Paul Romer has a blog post arguing why he thinks the future of research lies on using open source software. I think his arguments are somewhat flawed.
No offense, I am a huge fan and a huge user of open source software. I strongly support it. But I think the right arguments have to be made.
He defends that Jupyter is a better option than Mathematica mainly because the open source process behind it rewards integrity and transparency, whereas proprietary software rewards lack of integrity and secrecy. He even compares open software to the social systems that emerged from the Enlightenment and proprietary software to the horde of Vandals seeking private profit that threatened the social systems of its time. He also says Mathematica had the technical lead but was surpassed by Jupyter.
First of all, Jupyter (and the open source ecosystem behind it) has technically surpassed Mathematica because it can use free work from developers contributing to it whilst Wolfram has to pay for developers to work on Mathematica’s code base. That is part of the magic of open source. But it is not because companies seek private profit. A big part of the open source development is paid by companies seekig profit. Sometimes, it is because they want to commoditize its products’ complements, as Joel puts it. For example, a server manufacturer could pay a team to develop a open source operational system so that when someone buys a server more of the total cost from buying it goes to the company.

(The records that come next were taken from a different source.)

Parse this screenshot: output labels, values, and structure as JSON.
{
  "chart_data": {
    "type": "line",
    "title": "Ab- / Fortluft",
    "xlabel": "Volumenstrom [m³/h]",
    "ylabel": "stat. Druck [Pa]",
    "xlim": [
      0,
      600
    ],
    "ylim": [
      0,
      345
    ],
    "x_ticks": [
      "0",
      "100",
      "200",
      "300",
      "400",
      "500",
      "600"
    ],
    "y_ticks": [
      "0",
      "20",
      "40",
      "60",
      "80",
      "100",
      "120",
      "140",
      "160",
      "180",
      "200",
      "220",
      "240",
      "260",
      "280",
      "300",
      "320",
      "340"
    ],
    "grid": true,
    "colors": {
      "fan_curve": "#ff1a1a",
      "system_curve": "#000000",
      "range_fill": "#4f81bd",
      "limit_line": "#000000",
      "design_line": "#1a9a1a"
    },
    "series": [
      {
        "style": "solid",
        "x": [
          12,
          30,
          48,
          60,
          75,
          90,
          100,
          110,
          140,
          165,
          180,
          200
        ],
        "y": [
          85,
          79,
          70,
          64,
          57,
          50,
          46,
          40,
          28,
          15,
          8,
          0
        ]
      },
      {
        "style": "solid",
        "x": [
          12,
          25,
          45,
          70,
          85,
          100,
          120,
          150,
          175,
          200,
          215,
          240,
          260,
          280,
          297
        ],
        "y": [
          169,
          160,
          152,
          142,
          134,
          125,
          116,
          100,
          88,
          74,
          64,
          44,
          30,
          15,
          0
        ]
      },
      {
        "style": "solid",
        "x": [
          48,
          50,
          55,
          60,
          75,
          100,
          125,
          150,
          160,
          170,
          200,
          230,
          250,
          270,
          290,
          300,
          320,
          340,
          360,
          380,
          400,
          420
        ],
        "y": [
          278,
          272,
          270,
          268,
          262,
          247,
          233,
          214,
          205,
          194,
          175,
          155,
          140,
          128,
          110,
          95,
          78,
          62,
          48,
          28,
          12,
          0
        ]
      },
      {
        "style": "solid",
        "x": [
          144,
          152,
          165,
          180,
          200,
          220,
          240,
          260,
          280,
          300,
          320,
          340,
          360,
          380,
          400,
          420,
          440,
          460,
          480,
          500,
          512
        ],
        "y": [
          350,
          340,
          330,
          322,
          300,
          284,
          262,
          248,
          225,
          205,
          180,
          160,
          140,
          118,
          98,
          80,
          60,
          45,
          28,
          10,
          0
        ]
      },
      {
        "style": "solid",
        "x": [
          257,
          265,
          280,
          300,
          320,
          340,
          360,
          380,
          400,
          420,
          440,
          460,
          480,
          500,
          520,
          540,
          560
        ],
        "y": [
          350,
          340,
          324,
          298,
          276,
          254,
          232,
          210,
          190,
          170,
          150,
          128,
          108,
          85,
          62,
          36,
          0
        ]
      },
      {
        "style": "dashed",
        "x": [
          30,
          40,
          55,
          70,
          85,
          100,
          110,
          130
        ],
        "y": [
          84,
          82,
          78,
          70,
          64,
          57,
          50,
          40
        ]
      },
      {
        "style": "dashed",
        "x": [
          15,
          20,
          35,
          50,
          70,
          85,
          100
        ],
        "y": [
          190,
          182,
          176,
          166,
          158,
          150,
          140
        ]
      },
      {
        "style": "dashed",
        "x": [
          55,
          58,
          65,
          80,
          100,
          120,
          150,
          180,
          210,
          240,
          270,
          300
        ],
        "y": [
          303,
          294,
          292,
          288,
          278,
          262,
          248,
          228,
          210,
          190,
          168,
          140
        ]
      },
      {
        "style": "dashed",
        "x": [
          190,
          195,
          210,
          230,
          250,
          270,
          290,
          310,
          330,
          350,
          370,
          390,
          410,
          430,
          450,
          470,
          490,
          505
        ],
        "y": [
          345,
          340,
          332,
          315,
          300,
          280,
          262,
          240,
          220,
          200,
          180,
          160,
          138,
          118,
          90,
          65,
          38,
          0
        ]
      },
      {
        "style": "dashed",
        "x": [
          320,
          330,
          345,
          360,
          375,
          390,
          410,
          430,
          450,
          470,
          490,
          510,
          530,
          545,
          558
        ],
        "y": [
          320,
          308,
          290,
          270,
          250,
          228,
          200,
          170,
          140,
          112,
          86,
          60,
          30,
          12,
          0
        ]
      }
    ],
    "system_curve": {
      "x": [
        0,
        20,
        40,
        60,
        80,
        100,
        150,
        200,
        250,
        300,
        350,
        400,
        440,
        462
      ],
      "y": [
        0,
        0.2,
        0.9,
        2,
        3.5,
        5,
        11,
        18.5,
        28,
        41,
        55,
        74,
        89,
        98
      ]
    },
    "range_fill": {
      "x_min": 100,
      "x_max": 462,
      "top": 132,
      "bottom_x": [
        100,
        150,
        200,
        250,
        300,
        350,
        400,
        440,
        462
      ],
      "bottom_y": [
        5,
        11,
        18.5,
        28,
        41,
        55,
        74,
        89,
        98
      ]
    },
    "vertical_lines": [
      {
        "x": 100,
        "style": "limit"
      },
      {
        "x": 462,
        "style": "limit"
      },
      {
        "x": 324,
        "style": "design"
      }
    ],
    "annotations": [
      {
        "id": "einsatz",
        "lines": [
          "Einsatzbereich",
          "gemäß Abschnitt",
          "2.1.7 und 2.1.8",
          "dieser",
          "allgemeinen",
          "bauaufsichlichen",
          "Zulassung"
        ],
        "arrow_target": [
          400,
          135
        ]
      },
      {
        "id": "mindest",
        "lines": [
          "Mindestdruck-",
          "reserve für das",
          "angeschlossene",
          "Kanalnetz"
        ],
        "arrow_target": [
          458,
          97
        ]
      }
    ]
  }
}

Second of all, it is true that an open source code base increases transparency. But there are much better reason why someone should prefer open source alternatives:
-
Open standards increase user choice. If I use a proprietary format, I cannot migrate my code and my data easily to another platform. That is why I think it is better not to use AWS or Google Cloud or Azure and to use open frameworks instead when developing an app that uses the cloud, but it is another topic. It is also better using open formats such as Markdown and LaTeX when writing articles, notes and other textual data than relying on apps with proprietary formats.
-
Another good reason to use open source software when doing research is that it increases the number of people that can run the code, because, well open source is widely available and you don’t have to pay a dime for it. It is all about reproducibility and research usefulness. But it is not enough to use open source code. If you really want to increase reproducibility, you have to be careful to avoid non-deterministic elements in your code. You have to have a reproducible environment. You have to specify the version of all the libraries used. Ideally, you have to make a Docker container available so that the environment used to run the code is the same used originally and the code runs the steps in the same order.

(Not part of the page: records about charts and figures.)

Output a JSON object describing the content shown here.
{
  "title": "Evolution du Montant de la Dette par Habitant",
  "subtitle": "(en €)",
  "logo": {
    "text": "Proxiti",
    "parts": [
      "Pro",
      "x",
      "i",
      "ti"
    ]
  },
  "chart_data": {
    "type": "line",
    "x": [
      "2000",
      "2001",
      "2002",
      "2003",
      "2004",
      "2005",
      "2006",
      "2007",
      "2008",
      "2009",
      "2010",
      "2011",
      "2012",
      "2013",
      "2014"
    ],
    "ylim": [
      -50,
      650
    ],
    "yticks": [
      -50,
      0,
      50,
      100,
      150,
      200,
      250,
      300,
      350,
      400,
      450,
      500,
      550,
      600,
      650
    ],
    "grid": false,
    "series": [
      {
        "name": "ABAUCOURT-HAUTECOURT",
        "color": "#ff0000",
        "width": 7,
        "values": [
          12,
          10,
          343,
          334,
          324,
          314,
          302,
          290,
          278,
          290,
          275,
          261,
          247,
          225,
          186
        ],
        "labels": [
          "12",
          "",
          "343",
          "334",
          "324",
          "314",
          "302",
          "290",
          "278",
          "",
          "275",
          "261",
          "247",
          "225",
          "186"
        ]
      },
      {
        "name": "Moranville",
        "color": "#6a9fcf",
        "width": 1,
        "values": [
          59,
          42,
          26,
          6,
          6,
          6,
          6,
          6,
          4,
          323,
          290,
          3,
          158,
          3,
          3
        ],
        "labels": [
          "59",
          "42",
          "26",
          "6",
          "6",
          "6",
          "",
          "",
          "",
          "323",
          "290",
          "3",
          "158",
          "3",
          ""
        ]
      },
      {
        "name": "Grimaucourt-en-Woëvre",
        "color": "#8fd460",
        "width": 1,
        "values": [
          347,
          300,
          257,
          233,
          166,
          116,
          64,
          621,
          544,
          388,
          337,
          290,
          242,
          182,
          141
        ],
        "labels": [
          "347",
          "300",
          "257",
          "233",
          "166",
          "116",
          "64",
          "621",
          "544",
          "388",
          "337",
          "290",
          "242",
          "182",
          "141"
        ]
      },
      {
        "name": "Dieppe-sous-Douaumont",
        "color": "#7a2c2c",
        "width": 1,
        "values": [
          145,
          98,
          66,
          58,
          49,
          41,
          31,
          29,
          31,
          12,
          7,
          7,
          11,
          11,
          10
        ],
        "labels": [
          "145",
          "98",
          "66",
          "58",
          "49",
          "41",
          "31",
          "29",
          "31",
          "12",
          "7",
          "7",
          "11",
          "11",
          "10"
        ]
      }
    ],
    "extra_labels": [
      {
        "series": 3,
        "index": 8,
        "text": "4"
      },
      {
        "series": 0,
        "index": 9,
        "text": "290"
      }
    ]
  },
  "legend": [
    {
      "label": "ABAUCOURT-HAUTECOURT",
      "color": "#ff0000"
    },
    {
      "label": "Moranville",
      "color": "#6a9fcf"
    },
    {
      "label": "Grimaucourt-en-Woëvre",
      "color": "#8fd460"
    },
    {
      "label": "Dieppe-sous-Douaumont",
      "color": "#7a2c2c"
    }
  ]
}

Instead of these good reasons, Romer focuses on bashing proprietary software and exalting the open software community. He thinks Mathematica failed and Jupyter succeeded because the norms of the open source community are similar to the norms of the scientific community. I don’t think it is even a reason, much less a good reason for the success of open source software. A lot of open source developers use Apple notebooks.
I think using open source software is the best choice for research. But it is good to focus on the right reasons so you can make better choices along the way.